Foto: AP/Andrew Harnik

Die Bestellung von Brett Kavanaugh zu einem der amerikanischen Höchstrichter am Samstag war ein historischer Moment, wenn auch nicht im positiven Sinn: Der Supreme Court rückt damit ideologisch weiter nach rechts und verliert jeden Anschein parteipolitischer Unabhängigkeit. Für US-Präsident Donald Trump ist dies ein Triumph, für die Republikaner ein kalkuliertes Risiko, und für die Zukunft der amerikanischen Demokratie ein weiterer schwerer Schlag.

Dass Trumps Richterkandidat die Wahl im Senat gewinnen wird, war schon am Vortag klar, als die moderate republikanische Senatorin Susan Collins am Freitagabend erklärte, sie werde für Kavanaugh stimmen. Der demokratische Senator Joe Manchin schloss sich ihr sogleich an – aus taktischen Gründen, denn er steht vor einer schwierigen Wiederwahl im Trump-Staat West Virginia und hätte Kavanaugh ohnehin nicht mehr verhindern können.

Ja zu #MeToo und Kavanaugh

Collins erläuterte ihre Entscheidung mit ruhigen, überlegten Worten. Auch sie sei von der Zeugenaussage von Christine Blasey Ford, die Kavanaugh eine versuchte Vergewaltigung vor 36 Jahren vorwirft, beeindruckt gewesen und unterstütze die #MeToo-Bewegung. Aber es gebe keine Fakten, die den Vorfall belegen, und Kavanaugh habe ein Recht auf Unschuldsvermutung und Fairness.

Vielleicht hat Collins, eine Verfechterin des Rechts auf Abtreibung, recht, das Kavanaugh weniger extrem urteilen wird als von seinen Gegnern befürchtet. Seine bisherigen Urteile und Rechtsmeinungen geben hier allerdings wenig Grund zur Hoffnung. Vor allem aber ist der 53-Jährige stets als strammer Parteisoldat aufgetreten, sei es als Mitarbeiter bei den Untersuchungen gegen Bill Clinton, als Rechtsberater in der Regierung von George W. Bush, oder nun in seinen Senatsanhörungen.

Ein empörender Auftritt

Selbst wer der Meinung war, dass man einen erfahrenen Juristen nicht vorwerfen darf, was er als betrunkener Jugendlicher getan hatte, musste von seiner Verteidigungsrede entsetzt gewesen sein. Nach Blaseys Stellungnahme ging er in die zornig in die Offensive, warf den Demokraten und "den Clintons" eine Verschwörung gegen ihn vor und spielte seine eigenen jugendlichen Trinkgewohnheiten auf unehrliche Weise herunter. Allein dieser Auftritt habe ihn für das Höchstgericht disqualifiziert, sagte sogar der frühere Höchstrichter John Paul Stevens, selbst ein Republikaner.

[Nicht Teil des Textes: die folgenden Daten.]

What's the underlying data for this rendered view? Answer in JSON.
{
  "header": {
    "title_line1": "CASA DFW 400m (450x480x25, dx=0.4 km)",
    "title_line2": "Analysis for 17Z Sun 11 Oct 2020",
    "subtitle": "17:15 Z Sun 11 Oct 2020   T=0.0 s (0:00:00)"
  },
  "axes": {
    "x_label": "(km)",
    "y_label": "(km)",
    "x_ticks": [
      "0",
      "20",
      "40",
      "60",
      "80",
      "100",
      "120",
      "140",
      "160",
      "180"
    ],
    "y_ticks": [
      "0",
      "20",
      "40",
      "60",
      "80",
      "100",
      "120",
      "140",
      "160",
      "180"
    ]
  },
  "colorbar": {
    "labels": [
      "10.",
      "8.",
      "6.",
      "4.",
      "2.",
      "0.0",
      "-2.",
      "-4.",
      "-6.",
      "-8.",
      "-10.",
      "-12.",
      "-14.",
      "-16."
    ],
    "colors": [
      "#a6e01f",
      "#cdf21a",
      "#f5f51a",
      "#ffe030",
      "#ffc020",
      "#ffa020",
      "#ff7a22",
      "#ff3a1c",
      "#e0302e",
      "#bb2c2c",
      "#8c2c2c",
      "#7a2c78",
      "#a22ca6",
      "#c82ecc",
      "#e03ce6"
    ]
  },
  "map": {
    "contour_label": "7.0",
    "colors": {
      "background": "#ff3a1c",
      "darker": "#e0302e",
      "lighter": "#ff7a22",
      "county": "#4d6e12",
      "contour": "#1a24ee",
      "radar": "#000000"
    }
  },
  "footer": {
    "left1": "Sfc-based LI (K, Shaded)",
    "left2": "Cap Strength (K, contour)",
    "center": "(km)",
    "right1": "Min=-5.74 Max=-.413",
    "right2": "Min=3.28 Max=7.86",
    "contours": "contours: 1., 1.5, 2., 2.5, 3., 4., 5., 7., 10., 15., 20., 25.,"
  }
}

Doch die Republikaner hielten zu ihm. Dass Trump sich in einem Wahlkampfauftritt über Blasey Ford lustig machte und dieser Videoclip die Basis begeisterte, hat ihre Entschlossenheit noch weiter verstärkt. Zuletzt machte Trump den Milliardär George Soros – wie es auch Ungarns Premier Viktor Orbán ständig tut – für die Proteste verantwortlich. Kavanaugh wird Trumps Mann im Supreme Court sein – und dies für viele Jahrzehnte.

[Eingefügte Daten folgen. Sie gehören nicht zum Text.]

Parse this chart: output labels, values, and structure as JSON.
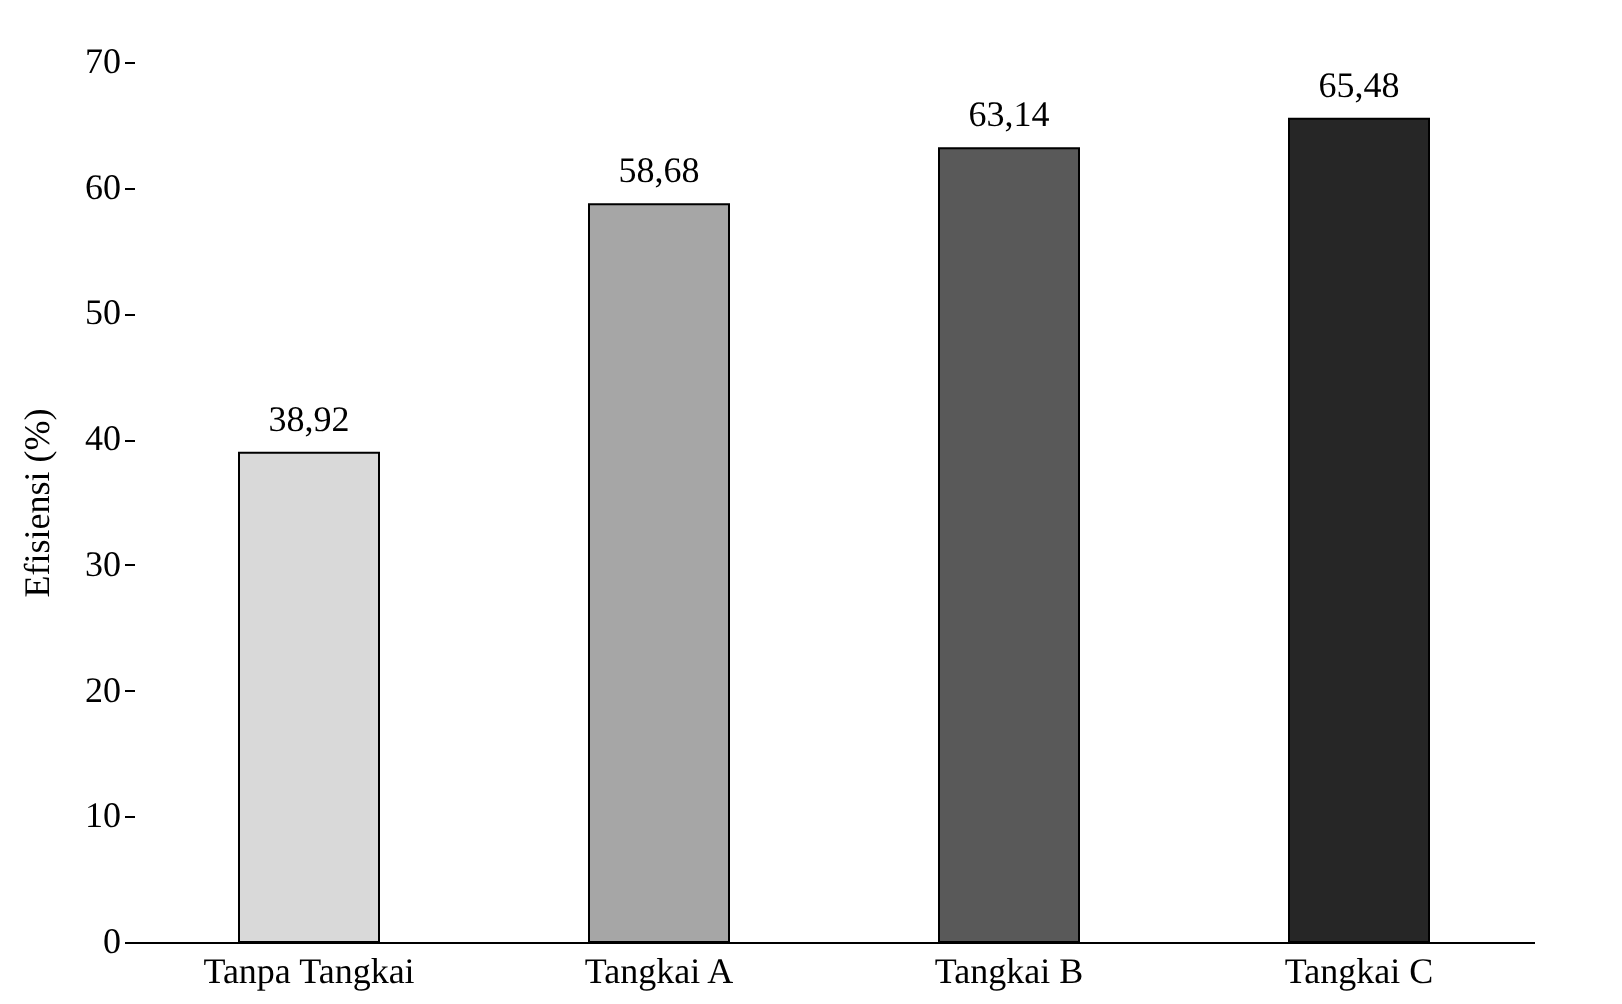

Erzkonservative Mehrheit einzementiert

Er wird die erzkonservative Mehrheit dort einzementieren. Sein Vorgänger Anthony Kennedy hat noch gelegentlich gegen die Parteilinie gestimmt, etwa bei der Abtreibung und der Homoehe. Vor allem ist zu befürchten, dass die Regeln für Wahlen weiter zugunsten der Republikaner abgeändert werden, etwa bei der Einteilung von Wahlbezirken oder der Wahlkampffinanzierung. Und vielleicht wird Kavanaugh auch Trump selbst noch vor juristischem Ungemach bewahren.

Damit verliert das Höchstgericht den Anschein der Unparteilichkeit und wird die Polarisierung der amerikanischen Politik weiter verstärken.

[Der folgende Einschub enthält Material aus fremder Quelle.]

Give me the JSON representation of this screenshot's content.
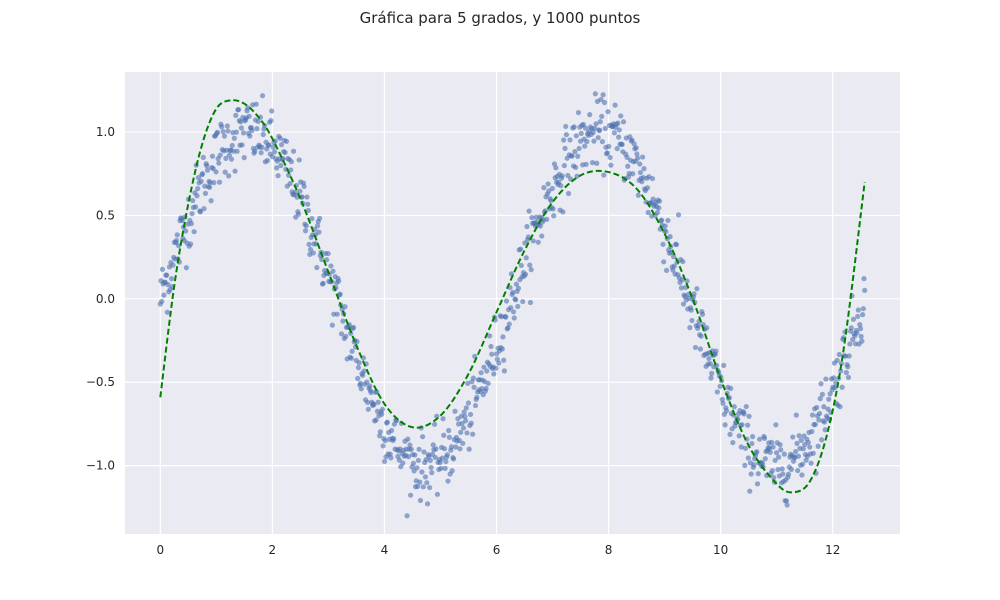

Die Demokraten erwarten sich nun Auftrieb bei den Midterm-Wahlen im November; die Empörung über Kavanaugh is vor allem bei Frauen hoch und sollte die Parteibasis motivieren, zur Wahl zu gehen. Doch auch die Republikaner hoffen auf eine Stärkung für ihre Kandidaten. Schließlich hätten sie gemeinsam mit Trump gezeigt, dass sie ihre Ziele durchsetzen können.

Weitere Untersuchungen gegen Kavanaugh

Durch Kavanaughs Bestellung gerät das gesamte Höchstgericht ins Zwielicht. Die Demokraten werden nicht lockerlassen. Wenn sie die Mehrheit im Repräsentantenhaus erringen, werden die Untersuchungen gegen Kavanaugh fortführen und möglicherweise ein Impeachment versuchen. Die letzte politische Institution in Washington, die ihr Ansehen zuletzt noch bewahren konnte, wird so selbst zum politischen Spielball – und das wahrscheinlich noch viele Jahre nach der Trump-Präsidentschaft.

2016 hat die republikanische Senatsführung Präsident Barack Obama auf verfassungswidrige Weise die Ernennung eines Höchstrichters verwehrt. Sie hat damit zum Wahlsieg Trumps beigetragen und nun ihr Ziel erreicht: Das Höchstgericht wird zur reaktionären Bastion in einer zunehmend liberalen Nation. Aber der politische und moralische Preis ist hoch und droht die USA auf eine Generation hinaus zu belasten. (Eric Frey, 6.10.2018)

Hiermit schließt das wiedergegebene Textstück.